Com uma série de outras nações já avaliadas e adaptadas às 40 recomendações, o Gafi se sentiria autorizado a avaliar o quadro brasileiro com uma exigência ainda maior.
“Esse PL sinaliza uma intenção da classe política em continuar avançando contra o arcabouço de combate à corrupção e lavagem de dinheiro, o que, certamente, pode contribuir para um cenário no qual o Brasil fique mais próximo [da lista cinza]”, avalia Guilherme France, gerente de pesquisa da Transparência Internacional Brasil.

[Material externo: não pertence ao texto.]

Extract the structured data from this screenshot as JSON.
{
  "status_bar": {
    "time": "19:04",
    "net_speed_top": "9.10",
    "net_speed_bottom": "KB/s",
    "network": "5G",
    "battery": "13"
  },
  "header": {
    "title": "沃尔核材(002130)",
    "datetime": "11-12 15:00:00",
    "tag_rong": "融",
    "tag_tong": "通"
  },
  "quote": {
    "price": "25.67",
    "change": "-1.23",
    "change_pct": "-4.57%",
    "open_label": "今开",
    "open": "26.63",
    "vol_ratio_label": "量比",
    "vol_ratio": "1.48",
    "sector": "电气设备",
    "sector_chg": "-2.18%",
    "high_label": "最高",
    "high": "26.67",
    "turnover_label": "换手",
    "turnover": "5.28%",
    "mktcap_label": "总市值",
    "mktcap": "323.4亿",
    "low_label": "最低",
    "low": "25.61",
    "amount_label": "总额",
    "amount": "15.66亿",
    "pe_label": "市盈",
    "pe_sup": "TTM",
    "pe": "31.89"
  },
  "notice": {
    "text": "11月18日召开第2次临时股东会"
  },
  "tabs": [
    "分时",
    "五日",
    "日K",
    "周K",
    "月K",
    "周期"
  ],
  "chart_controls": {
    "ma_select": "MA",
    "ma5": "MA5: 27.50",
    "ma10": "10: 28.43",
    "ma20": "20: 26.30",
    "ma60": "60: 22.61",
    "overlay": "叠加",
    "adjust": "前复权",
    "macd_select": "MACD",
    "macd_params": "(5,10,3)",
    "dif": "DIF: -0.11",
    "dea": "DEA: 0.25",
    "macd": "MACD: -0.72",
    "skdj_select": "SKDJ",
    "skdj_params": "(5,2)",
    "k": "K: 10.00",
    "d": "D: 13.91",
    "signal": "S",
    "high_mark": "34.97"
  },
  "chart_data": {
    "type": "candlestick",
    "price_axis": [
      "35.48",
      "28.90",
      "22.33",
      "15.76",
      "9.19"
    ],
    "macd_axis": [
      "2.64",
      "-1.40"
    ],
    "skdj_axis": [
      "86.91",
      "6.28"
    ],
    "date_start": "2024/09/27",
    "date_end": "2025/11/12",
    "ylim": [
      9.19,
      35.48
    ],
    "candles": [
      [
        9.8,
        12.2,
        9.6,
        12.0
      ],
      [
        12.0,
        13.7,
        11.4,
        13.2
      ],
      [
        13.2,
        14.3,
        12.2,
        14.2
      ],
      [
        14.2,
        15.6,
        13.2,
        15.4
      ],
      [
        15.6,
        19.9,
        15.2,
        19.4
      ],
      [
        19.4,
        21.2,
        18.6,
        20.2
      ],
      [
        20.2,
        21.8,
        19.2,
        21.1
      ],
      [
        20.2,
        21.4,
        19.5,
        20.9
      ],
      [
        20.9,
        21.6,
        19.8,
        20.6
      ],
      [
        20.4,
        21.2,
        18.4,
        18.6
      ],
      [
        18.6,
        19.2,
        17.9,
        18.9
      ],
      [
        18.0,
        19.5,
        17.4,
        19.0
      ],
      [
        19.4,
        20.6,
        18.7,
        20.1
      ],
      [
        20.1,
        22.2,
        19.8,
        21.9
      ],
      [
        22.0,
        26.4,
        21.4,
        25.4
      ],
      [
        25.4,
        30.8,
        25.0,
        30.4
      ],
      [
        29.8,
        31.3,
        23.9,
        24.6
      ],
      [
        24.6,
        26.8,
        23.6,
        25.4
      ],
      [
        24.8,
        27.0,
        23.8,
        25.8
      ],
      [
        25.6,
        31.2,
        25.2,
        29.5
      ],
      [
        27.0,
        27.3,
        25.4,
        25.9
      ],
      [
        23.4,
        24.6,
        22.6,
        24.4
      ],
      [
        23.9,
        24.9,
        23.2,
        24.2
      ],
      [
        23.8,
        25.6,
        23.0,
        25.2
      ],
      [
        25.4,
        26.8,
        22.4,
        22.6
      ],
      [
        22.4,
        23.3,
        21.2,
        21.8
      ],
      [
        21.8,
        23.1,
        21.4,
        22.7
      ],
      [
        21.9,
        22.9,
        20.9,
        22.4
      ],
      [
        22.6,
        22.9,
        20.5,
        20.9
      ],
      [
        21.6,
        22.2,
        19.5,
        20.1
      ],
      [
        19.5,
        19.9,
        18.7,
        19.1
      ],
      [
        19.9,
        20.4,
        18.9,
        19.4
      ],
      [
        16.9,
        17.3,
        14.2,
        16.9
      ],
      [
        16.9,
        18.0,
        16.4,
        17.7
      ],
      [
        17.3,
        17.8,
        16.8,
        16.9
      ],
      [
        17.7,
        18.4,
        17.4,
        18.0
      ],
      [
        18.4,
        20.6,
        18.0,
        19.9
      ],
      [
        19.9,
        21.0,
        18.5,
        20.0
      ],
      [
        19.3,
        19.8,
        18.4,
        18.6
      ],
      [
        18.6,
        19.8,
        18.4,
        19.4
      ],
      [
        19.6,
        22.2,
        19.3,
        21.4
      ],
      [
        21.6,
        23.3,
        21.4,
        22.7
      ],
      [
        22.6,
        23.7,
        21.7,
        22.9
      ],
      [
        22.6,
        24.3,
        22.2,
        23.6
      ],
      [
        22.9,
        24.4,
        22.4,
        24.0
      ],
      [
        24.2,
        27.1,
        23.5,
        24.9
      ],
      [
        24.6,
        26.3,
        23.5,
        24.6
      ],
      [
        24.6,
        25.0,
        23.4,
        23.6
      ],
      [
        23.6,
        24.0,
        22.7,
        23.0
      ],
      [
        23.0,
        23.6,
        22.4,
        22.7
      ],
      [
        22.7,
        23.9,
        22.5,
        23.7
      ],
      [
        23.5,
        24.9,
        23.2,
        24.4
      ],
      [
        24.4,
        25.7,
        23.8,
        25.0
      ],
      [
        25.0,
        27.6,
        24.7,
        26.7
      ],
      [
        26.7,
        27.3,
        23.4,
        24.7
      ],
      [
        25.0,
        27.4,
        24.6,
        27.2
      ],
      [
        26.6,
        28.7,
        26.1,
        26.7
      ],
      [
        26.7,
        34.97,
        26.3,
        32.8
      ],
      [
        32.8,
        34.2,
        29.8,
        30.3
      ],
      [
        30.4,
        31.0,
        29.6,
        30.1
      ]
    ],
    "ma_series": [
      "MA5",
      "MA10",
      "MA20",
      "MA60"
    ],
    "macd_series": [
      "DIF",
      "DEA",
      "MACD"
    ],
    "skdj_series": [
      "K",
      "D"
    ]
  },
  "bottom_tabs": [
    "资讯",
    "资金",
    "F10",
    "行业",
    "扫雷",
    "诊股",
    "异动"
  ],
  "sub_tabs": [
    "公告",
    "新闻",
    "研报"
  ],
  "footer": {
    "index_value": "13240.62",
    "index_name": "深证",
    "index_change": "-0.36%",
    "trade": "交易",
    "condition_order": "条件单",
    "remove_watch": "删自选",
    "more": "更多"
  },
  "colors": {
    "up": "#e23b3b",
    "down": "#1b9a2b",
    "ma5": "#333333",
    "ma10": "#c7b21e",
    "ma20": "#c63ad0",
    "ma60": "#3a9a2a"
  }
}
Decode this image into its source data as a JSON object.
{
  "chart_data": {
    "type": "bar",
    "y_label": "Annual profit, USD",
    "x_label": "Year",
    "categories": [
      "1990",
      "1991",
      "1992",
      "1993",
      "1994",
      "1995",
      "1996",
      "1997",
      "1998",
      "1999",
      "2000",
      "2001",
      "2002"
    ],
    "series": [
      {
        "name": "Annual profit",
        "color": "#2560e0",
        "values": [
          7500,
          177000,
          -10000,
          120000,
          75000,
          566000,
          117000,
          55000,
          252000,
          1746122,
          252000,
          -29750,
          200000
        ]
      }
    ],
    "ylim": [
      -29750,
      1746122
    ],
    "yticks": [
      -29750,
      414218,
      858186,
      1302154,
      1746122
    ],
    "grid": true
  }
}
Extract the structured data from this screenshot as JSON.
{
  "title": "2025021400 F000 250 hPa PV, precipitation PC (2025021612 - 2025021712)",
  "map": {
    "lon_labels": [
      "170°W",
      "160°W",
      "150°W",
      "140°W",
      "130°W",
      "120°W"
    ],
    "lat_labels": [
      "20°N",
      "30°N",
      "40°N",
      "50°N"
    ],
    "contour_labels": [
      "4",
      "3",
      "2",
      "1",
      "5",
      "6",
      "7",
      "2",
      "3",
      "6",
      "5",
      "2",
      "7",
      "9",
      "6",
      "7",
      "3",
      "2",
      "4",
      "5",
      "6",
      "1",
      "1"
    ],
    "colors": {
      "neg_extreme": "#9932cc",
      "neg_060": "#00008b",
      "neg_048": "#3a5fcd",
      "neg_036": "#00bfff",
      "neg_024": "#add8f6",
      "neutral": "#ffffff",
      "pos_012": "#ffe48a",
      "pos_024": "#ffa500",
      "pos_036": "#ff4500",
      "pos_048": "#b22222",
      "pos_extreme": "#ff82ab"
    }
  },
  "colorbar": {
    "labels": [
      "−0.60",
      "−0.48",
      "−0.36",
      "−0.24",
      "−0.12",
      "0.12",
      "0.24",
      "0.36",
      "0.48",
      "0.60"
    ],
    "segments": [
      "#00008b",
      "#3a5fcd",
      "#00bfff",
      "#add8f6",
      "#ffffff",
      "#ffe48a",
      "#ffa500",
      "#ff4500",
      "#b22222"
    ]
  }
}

“Outro exemplo que pode ser levado em conta é a legislação que alterou o estatuto da advocacia [Lei 14.365/2022] e ampliou as chances de lavar dinheiro na profissão”, completa France, em referência ao dispositivo que permite contratos verbais para a prestação de serviços advocatícios.
Na opinião de France, o desmonte do arcabouço do combate à lavagem de dinheiro também pode beneficiar, em última instância, toda sorte de atividade criminosa – como o tráfico de armas, drogas e pessoas – praticada por pessoas que porventura se enquadrem na lei, o que contraria os preceitos básicos do Gafi.
Isso porque, ao exigir que instituições financeiras justifiquem a recusa de um serviço a uma pessoa investigada, a lei na prática coíbe uma análise de risco rigorosa e sigilosa, de acordo com as melhores práticas internacionais.
A entrada do Brasil no seleto e indesejado grupo da lista cinza não é automática e depende de uma série de critérios do grupo internacional. Mas caso o relatório de um país aponte problemas, o Gafi passa a acompanhar o caso de perto – uma espécie de sinal amarelo que antecede uma sanção.
“Se forem identificados problemas e as recomendações não forem adotadas, o país fica ainda mais próximo da lista, e fazer parte dela é muito ruim. Isso afeta o acesso ao mercado financeiro mundial e os países de fora precisam adotar medidas muito mais drásticas ao lidar com empresas, cidadãos e instituições financeiras dos países que fazem parte dela”, explica Maíra Martini, especialista em medidas antilavagem de dinheiro da Transparência Internacional em Berlim.
“A avaliação do Gafi tem uma metodologia que analisa a aderência do Brasil e dos demais países às recomendações, e essa lei aprovada pela Câmara afeta diversas delas”.